Connecticut’s Employer Defamation Defense
The Connecticut Supreme Court unanimously held that an employer will be liable for defamatory intra-company communications made with either “actual malice” or “malice in fact.” Gambardella v. Apple Health Care, Inc., 291 Conn. 620 (2009). A statement made with “actual malice” is one made with actual knowledge of its falsity or with reckless disregard for its truth. A statement made with “malice in fact” is one made with bad faith or improper motive. Proving actual malice is more difficult.
In this case the plaintiff worked for an extended care facility. After the death of a facility resident, the resident’s relative told the plaintiff she could dispose of the late resident’s furniture and other personal property in any manner she wished. The plaintiff kept two chairs and the rest was used elsewhere in the facility. Management claimed her keeping of the chairs violated the company’s policy against stealing even though the resident’s relative informed investigators that she had given the furniture to the plaintiff. Instead of taking disciplinary action against the plaintiff under a rule calling for a three day suspension for accepting gifts, it terminated her for stealing. It communicated the stealing decision to others in the facility and plaintiff brought a defamation suit.
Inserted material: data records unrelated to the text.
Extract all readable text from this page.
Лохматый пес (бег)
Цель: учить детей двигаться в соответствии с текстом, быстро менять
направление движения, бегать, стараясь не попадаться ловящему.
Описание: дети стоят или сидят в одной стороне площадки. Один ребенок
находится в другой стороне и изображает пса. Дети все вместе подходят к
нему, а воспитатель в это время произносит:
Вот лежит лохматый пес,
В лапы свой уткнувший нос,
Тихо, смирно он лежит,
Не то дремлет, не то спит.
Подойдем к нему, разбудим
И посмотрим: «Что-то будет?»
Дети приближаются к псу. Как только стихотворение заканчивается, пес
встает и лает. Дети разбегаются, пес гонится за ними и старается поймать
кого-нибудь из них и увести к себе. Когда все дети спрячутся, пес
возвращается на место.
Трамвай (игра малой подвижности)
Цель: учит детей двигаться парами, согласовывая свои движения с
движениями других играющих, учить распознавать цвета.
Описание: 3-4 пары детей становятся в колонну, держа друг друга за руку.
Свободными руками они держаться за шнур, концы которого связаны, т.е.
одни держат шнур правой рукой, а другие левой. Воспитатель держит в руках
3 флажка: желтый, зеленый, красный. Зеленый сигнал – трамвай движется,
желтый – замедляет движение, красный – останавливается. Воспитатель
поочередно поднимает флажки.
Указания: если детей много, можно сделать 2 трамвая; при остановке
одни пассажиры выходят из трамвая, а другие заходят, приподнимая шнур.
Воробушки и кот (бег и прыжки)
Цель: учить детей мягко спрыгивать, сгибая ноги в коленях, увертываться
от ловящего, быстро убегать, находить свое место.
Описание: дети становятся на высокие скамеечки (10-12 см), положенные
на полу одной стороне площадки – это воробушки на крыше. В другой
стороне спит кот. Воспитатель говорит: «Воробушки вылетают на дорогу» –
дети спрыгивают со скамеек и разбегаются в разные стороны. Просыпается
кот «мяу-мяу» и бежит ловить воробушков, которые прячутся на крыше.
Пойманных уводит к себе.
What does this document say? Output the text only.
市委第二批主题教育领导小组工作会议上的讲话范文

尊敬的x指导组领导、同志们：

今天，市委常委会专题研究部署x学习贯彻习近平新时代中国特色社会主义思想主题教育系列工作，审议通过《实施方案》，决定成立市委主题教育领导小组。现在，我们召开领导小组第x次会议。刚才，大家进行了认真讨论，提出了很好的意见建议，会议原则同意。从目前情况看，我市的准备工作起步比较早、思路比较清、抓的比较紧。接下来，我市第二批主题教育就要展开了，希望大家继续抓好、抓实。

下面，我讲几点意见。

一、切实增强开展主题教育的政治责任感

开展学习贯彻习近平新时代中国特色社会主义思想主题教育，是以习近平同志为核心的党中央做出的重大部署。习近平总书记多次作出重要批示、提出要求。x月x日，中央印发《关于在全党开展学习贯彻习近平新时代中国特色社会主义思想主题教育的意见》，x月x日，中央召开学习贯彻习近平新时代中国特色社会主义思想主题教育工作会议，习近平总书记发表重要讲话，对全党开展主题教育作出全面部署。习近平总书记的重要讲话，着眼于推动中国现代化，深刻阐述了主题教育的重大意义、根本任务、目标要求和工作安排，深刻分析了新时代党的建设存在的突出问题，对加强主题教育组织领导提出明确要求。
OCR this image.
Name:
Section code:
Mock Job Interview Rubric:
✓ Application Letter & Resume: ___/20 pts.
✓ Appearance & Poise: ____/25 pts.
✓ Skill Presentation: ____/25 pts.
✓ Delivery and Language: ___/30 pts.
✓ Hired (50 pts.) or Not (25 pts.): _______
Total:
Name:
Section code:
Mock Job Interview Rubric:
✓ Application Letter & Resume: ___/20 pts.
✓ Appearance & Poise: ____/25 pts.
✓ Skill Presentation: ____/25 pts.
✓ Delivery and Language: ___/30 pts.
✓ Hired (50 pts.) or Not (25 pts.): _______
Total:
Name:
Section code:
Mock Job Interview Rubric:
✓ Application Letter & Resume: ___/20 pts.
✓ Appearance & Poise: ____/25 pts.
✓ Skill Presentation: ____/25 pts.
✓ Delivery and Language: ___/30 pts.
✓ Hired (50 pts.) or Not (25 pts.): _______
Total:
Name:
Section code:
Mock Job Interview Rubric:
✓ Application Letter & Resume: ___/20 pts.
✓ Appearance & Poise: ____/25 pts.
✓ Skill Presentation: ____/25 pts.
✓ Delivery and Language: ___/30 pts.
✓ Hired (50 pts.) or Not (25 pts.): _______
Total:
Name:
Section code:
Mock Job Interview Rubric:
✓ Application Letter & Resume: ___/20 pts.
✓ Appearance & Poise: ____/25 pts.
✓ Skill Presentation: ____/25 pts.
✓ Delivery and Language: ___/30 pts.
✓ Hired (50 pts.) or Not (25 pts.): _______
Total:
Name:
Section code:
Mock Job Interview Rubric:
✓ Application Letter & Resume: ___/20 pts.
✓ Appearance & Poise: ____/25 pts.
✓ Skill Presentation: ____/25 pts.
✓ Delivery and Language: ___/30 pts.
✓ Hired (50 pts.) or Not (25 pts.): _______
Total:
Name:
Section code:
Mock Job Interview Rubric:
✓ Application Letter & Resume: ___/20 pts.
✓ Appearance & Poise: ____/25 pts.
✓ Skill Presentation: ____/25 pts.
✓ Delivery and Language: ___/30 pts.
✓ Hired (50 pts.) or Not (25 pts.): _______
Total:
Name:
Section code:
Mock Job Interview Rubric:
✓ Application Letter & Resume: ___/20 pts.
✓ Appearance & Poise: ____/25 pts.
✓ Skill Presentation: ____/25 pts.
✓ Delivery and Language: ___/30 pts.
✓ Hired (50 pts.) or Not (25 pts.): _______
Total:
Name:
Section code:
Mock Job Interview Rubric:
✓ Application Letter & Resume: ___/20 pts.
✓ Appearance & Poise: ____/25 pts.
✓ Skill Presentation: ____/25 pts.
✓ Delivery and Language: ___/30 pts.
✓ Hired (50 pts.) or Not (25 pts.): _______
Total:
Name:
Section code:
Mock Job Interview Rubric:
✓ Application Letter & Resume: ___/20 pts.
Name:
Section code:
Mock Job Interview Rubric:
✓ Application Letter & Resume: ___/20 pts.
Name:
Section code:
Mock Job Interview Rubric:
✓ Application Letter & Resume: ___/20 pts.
The company defended itself by claiming a well established qualified privilege, which permits managers to make intra-company comments regarding employment issues, even those of a defamatory nature, when required for the effective flow of communication. This qualified privilege, however, is lost when the statements are made with malice. The issue in this case was whether the plaintiff had to show the statements were made with the higher “actual malice” standard or lower “malice in fact” standard.
The Court held either standard suffices; therefore, an employee need not prove the statements were knowingly false, only that they were made with either ill will or some improper or unjustifiable motive. Here, because the company clearly knew the employee had not stolen the property, the Court found it acted with actual malice. It pointed out that its actions also met the “malice in fact” standard because its statements were inconsistent with any honest interpretation of the facts, and a defendant cannot insulate himself by merely claiming he believed his unlikely statements were true.
While managers are still protected by the qualified intra-corporate communications privilege, they must exercise caution when selecting the precise reason for a termination decision, and must limit any discussion of the decision to those with a business need to know.